C’est une pure expression de peur, d’effroi et d’amour. Un homme, le cou enfoncé entre les épaules, serre contre sa tête celle d’une toute jeune fille, dans la pénombre de la nuit, une main sur sa joue. Au-dessus de grands yeux, le front est plissé, parcouru des rides de celui qui s’inquiète et qui souffre. Son regard à elle est à peine visible. Ils ont l’un et l’autre la bouche entrouverte. Le journal au-dessus d’eux porte un titre comme un phylactère : « Tempête sur l’Europe ». Nous sommes en 1941 et la situation des Juifs, dont font partie Felix Nussbaum qui s’autoportraiture ici et sa nièce Marianne, n’est même pas à décrire. On le sait : ils sont ontologiquement considérés comme des parasites nocifs pour la culture aryenne.

Ce qui est absolument incroyable, rare et tragique, c’est que ce sentiment d’être radicalement l’étranger, ce sentiment d’être l’autre irrécupérable, n’a pas eu si souvent l’occasion d’être peint, et si éloquemment peint, pendant la Deuxième Guerre mondiale. Quand, en artiste de génie, il réalise ce tableau, lui-même et sa famille ont été harcelés, chassés, forcés à l’exil – et tant pis si son père, vétéran vaillant et patriotique de la Première Guerre mondiale était fidèle à l’armée allemande. Nussbaum a souffert de son internement dans le camp de Saint-Cyprien dans le sud de la France. Il vit désormais clandestinement à Bruxelles avec sa femme Felka Platek (artiste aussi, d’origine juive polonaise), sans titre de séjour, sous une menace constante. Il arrive tout de même à créer, dans une urgence et une situation de danger absolu.

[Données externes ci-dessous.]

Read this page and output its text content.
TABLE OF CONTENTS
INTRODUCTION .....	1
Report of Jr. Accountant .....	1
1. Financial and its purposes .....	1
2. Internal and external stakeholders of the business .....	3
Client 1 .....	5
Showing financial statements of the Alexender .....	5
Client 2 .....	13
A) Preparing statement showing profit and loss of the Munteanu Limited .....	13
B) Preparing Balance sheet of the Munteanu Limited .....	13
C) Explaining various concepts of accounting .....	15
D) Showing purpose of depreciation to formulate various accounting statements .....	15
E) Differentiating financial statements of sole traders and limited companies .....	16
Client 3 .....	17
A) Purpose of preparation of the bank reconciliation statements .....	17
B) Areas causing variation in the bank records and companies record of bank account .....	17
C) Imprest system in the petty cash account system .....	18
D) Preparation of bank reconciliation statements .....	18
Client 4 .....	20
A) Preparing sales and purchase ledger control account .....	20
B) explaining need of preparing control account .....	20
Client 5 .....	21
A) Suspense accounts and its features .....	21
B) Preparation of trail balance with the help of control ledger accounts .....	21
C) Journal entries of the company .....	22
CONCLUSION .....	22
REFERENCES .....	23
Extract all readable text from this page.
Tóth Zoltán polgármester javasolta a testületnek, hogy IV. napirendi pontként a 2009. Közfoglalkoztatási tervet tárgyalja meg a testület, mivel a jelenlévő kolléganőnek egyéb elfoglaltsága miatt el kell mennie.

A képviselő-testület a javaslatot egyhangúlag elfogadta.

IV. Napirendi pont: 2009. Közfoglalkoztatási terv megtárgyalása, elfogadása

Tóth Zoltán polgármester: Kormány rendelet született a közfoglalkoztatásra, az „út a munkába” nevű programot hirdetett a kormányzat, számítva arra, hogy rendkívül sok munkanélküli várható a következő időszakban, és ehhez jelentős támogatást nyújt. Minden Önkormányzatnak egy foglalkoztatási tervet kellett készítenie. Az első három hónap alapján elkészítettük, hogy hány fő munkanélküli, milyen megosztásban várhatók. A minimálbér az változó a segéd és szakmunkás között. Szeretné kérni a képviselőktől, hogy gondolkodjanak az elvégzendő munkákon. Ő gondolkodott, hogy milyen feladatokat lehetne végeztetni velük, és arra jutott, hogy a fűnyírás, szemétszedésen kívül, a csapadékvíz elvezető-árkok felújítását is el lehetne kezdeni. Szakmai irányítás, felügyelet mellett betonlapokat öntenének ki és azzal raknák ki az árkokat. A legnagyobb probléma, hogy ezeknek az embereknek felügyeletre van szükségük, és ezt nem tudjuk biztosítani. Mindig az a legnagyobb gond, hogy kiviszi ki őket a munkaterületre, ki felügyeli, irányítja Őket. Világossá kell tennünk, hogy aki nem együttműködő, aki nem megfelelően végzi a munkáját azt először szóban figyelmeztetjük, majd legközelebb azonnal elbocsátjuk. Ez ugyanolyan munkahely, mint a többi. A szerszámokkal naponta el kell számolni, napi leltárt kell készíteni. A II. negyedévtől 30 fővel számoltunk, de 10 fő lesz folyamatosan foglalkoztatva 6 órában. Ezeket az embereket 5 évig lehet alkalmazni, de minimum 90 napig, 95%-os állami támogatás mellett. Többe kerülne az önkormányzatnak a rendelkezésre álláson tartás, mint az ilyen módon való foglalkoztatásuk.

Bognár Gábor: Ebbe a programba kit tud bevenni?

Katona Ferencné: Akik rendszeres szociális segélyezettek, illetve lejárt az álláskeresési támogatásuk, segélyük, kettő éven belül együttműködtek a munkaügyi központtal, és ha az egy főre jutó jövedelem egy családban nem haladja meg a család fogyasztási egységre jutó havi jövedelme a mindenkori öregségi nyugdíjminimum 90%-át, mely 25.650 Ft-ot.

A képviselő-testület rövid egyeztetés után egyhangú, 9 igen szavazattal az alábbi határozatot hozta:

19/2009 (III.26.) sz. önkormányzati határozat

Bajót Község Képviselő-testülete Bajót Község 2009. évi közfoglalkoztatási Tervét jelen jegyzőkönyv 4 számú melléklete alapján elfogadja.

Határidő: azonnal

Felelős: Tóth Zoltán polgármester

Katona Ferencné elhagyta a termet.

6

Rares sont les effigies aussi puissantes d’un amour familial dans l’histoire de la peinture

Nussbaum avait figuré sur les listes infamantes de l’« art dégénéré ». Les nazis haïssaient ses origines ainsi que son esthétique ambiguë, où l’on retrouve une extrême précision naturaliste (celle de la Nouvelle Objectivité allemande), quelque chose comme une « inquiétante étrangeté » et une sorte d’hallucination anxieuse. Que montre-t-il ici ? Qui est cette jeune fille ? C’est Marianne, la fille de son frère Justus. Elle vit alors à Amsterdam, à 200 kilomètres de distance, et non en Belgique, mais il scelle symboliquement leur affection de sang avec la représentation de cette étreinte. Dans l’obscurité fragile d’un atelier de fortune, il célèbre la réunion par-delà l’espace de deux apatrides, étrangers à tous, à tout, mais pas l’un pour l’autre. Rares sont les effigies aussi puissantes d’un amour familial dans l’histoire de la peinture.

Nussbaum survit autant qu’il peut pendant la guerre. Cependant, irrémédiablement, de dénonciation en persécution, la terreur et la mort les rattrapent, lui et ceux qu’il aime. Ses parents, qu’il adorait, sont déportés en février 1944 à Auschwitz. Il le sera aussi, avec Felka, pendant l’été et y sera assassiné, sans que l’on connaisse la date précise de sa mort, alors que la guerre touche à sa fin. Et puis, il y a la petite Marianne, l’autre personnage de ce tableau. Justus, père de l’enfant et frère de Felix, succombe le 12 juillet 1944. Quant à elle, les nazis la tuent, avec sa mère, quelques semaines plus tard, le 6 septembre, à l’âge de 9 ans.

Felix Nussbaum écrivait : « Si je meurs, ne laissez pas mes peintures me suivre, mais montrez-les aux hommes ! » Ainsi soit-il.